On an early evening in April, 1968, the news media broke into programming to announce that Dr. Martin Luther King had been assassinated. “That’s a good thing, isn’t it?” the twelve-year-old me asked my mother, ironing behind me. She mumbled something about how people shouldn’t be killed and didn’t say anything more. I now understand how uncomfortable she was with how she had shared her own prejudices with me.

The movie, Selma, is powerful storytelling of those times and the images embedded in the film serve as a reminder of how much families like mine tragically missed that connection to those who suffered. In one of the most powerful scenes I’ve witnessed in any movie, four little African American girls descend the stairs just before church talking about what little girls often talk about.

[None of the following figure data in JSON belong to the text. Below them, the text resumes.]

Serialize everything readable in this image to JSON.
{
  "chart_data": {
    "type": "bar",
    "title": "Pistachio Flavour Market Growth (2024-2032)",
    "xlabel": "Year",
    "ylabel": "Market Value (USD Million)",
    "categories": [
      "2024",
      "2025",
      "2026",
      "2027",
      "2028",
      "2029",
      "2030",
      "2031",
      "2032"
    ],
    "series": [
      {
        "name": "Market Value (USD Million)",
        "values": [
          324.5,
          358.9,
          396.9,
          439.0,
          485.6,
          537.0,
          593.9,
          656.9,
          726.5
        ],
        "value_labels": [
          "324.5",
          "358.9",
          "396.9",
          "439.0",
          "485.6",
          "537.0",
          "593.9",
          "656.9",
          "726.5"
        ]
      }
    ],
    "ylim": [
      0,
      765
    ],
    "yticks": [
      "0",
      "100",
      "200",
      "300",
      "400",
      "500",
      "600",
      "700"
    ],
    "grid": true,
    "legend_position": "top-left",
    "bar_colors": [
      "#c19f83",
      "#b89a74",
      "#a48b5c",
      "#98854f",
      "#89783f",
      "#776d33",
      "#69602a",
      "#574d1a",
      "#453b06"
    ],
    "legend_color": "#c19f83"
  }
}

Seconds later an explosion that ends their life. The attack by police on marchers over the Edmund Pettus Bridge is portrayed in a haze of white and slow motion and surrealistic horror as marchers are brutally beaten. And toward the end an African American woman pauses from cleaning a food tray for an elderly white patient in a nursing home. She watches a black and white broadcast of President Lyndon Johnson describing the Voting Rights Act he’s about to send before the Congress.

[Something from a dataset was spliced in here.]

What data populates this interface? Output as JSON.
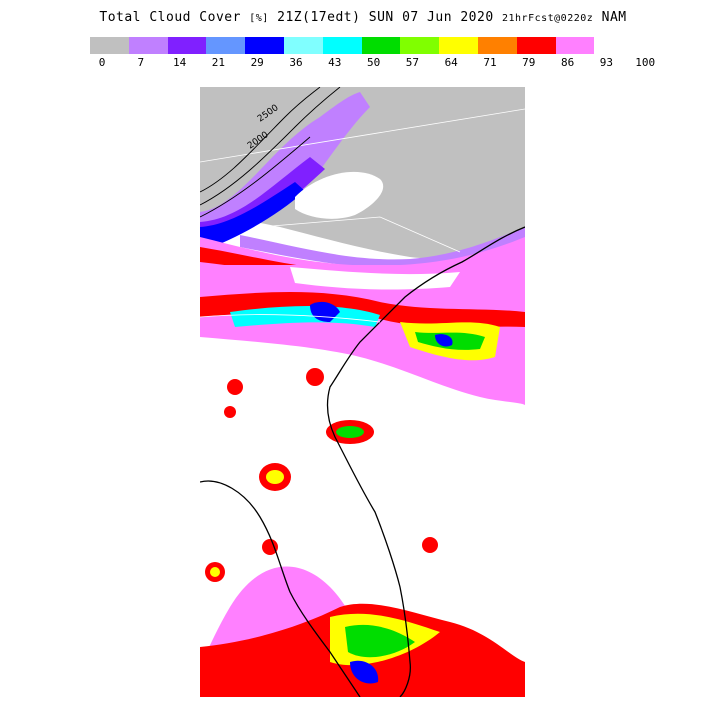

Statue from park commemorating the Children's Crusade of 1963, Birmingham, Alabama
Statue from park commemorating the Children’s Crusade of 1963, Birmingham, Alabama

There has been some controversy about the film that I consider minor quibbles, possibly unfair depictions of Lyndon Johnson whose domestic programs I admire but whose agenda was made possible by the organizing of the civil rights movement. I would have liked to have known more about the women who were the heart of the voting rights struggle in Selma. I’d suggest a film with these women at the center. None of these should keep anyone from seeing this powerful film.

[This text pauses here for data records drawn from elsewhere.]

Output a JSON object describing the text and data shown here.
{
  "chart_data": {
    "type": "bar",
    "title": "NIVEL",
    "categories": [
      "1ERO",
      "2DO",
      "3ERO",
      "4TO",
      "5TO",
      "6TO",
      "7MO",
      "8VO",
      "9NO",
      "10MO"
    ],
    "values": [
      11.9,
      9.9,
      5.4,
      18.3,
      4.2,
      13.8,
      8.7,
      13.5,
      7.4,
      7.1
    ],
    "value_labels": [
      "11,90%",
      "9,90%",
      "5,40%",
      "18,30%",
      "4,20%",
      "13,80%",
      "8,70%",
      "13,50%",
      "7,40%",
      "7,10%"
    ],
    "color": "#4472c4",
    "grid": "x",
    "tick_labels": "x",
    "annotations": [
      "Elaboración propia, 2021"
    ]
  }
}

The nursing home worker, played in a small role by Oprah Winfrey, reminded me of the nursing home where my mother ended up, a place where most of the patients were whites tended to by black healthcare workers. One of my mother’s last acts before her death in 2009—to vote for an African American president who told stories, stories that connected with her. When people say that no one can change so you shouldn’t try, I have to disagree.